Jennifer hung up and popped into the nearest newsagent for a sandwich. She still wasn’t hungry, but she needed sustenance if she was going to get through the rest of the day. She picked up an egg mayonnaise and cress baguette and sat on a bench to eat it.
She checked Facebook and her emails. She saw that Gregory Ferro had posted a new blog. He was writing a lot more lately and had posted several blogs since she saw him on the train last Thursday. She’d not read all of them, but this one caught her attention like a smack in the face. It was called Princess Diana was murdered by time travellers. What on earth could he have found this time?
Curiosity itching, she clicked through to the article. Ferro said he’d spoken to a witness with information about the white Fiat Uno that had fleeting contact with Princess Diana’s Mercedes during the crash, but had never been traced by the authorities. Having read Ferro’s blog, this witness, unnamed in Ferro’s article, believed that the car belonged to the same time travellers responsible for the death of William II. She said she’d seen it being disposed of in some woods by a ‘man in black’, who talked on the phone to someone and mentioned a ‘book’, before taking a pill and vanishing in front of her eyes.
Having met him twice now, Jennifer didn’t think Ferro would fabricate this woman. The question was whether she was doing the fabricating. There were plenty of fantasists, hoaxers and con artists out there, cooking up wild stories with the intention of corroborating a conspiracy theory.
Still, her interest was piqued. What if this woman really did see those things in the woods? Over twenty years had passed since Diana, her partner, Dodi Fayed, and their driver, Henri Paul, were killed in the Pont de l’Alma tunnel i
n Paris in August 1997. Jennifer had learned a lot about it from journalists, authors, filmmakers and Wikipedia. The French had concluded that it was an accident, but many people still believed she was murdered. In 2007, a coroner’s inquest concluded that there was no conspiracy, the final verdict being that Diana was killed by the grossly negligent actions of Henri Paul, allegedly three times over the French blood-alcohol legal limit, and the paparazzi pursuing her at the time of the crash. Scores of people – both hardened conspiracy theorists and ‘normal folk’ – didn’t buy it. Jennifer was on the fence.
She searched her contacts for Ferro’s number and called him. He answered after two rings, “Hello?”
“Ferro! It’s me, Jennifer. I’ve just read your Diana blog!”
Ferro laughed briefly. “I thought that might get your attention. Weren’t you supposed to call me last Friday?”
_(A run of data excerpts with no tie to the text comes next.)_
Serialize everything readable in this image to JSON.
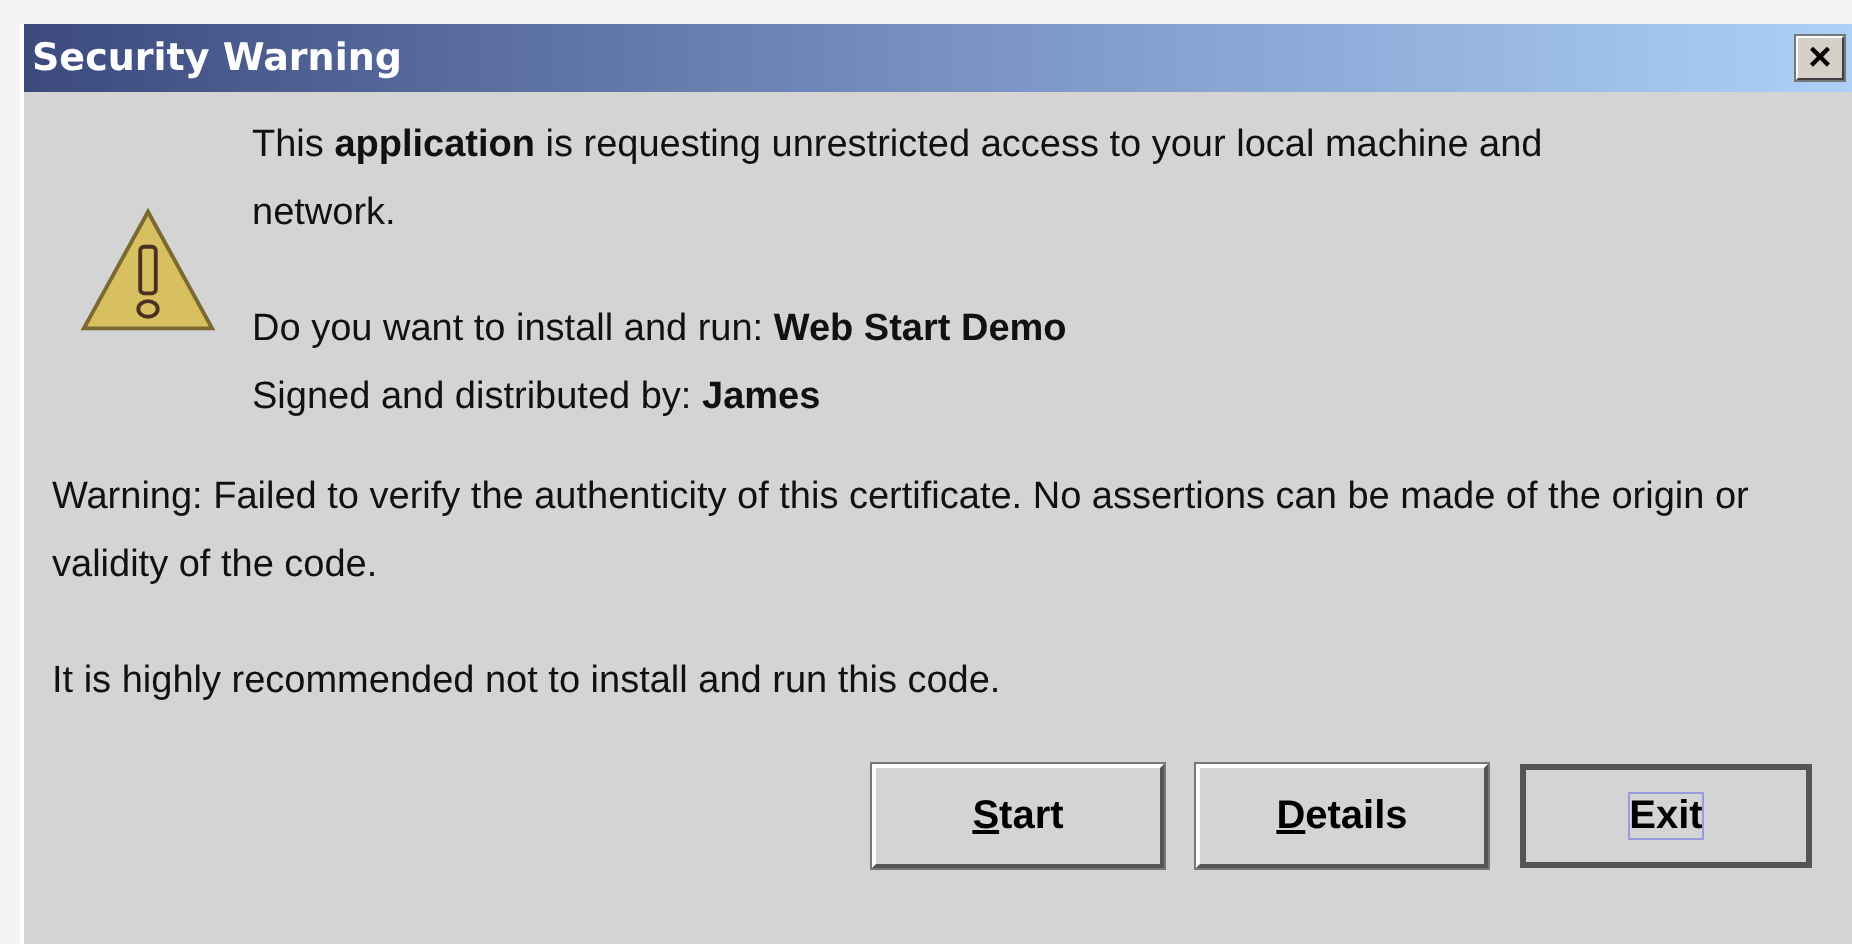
{
  "window": {
    "title": "Security Warning",
    "close": "×"
  },
  "message": {
    "intro": "This **application** is requesting unrestricted access to your local machine and network.",
    "install": "Do you want to install and run: **Web Start Demo**",
    "signer": "Signed and distributed by: **James**"
  },
  "warnings": [
    "Warning: Failed to verify the authenticity of this certificate. No assertions can be made of the origin or validity of the code.",
    "It is highly recommended not to install and run this code."
  ],
  "buttons": [
    {
      "label": "Start",
      "mnemonic": true,
      "focused": false
    },
    {
      "label": "Details",
      "mnemonic": true,
      "focused": false
    },
    {
      "label": "Exit",
      "mnemonic": false,
      "focused": true
    }
  ]
}
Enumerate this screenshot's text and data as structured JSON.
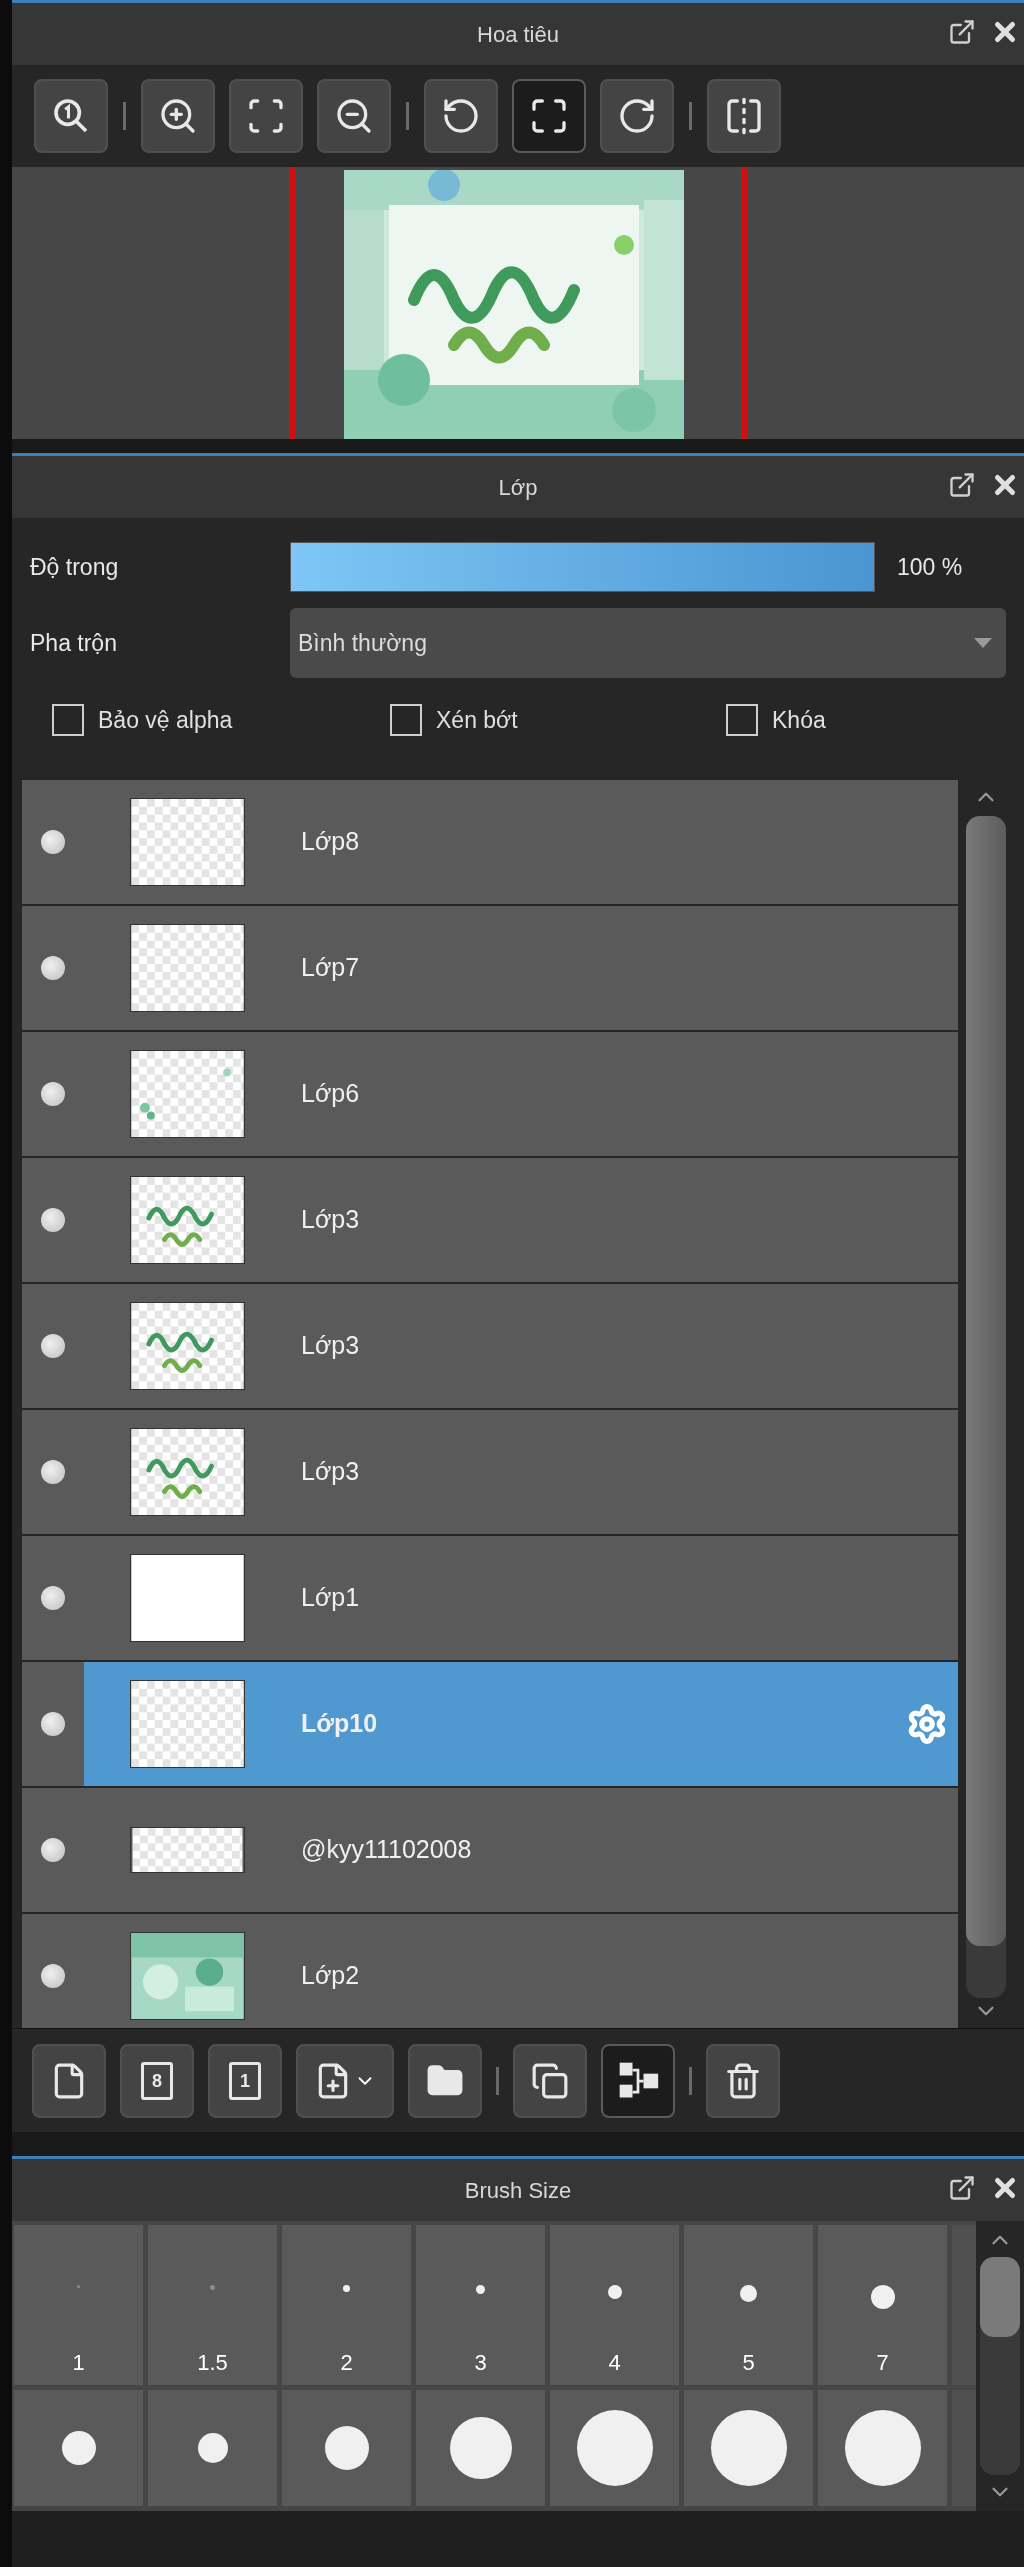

“Shit, yeah. Sorry. Had a lot going on.” A bit of a white lie. In truth she’d been persuaded not to by Adam. After discussing with him what Ferro had told her on the train – about Edward IV and the Princes in the Tower – Adam fired off a load of technobabble about the physical impossibilities of time travel, arguing that while Ferro himself might be for real, the evidence he’d found was most likely a collection of hoaxes. Having seen some of the evidence herself, Jennifer wasn’t entirely sure she agreed, but Adam’s arguments were enough to persuade her that these unlikely stories about time travellers hundreds of years ago probably weren’t worth getting sucked into.
Now Ferro was saying that time travellers killed Princess Diana. That changed everything.
“So – Diana,” Jennifer said. “Is this woman legit? The one who saw the man in the woods?”
“I believe so,” said Ferro. “She has nothing to gain from lying to me, particularly as she won’t let me publish her name. What do you make of it?
A good question. What did she make of it? She hesitated before answering, “Well, I’d need to know exactly what she said. But if she really is legit, this is huge. A game changer for sure.”
“Okay. Well I have a recording of our meeting. Would you like to hear it?”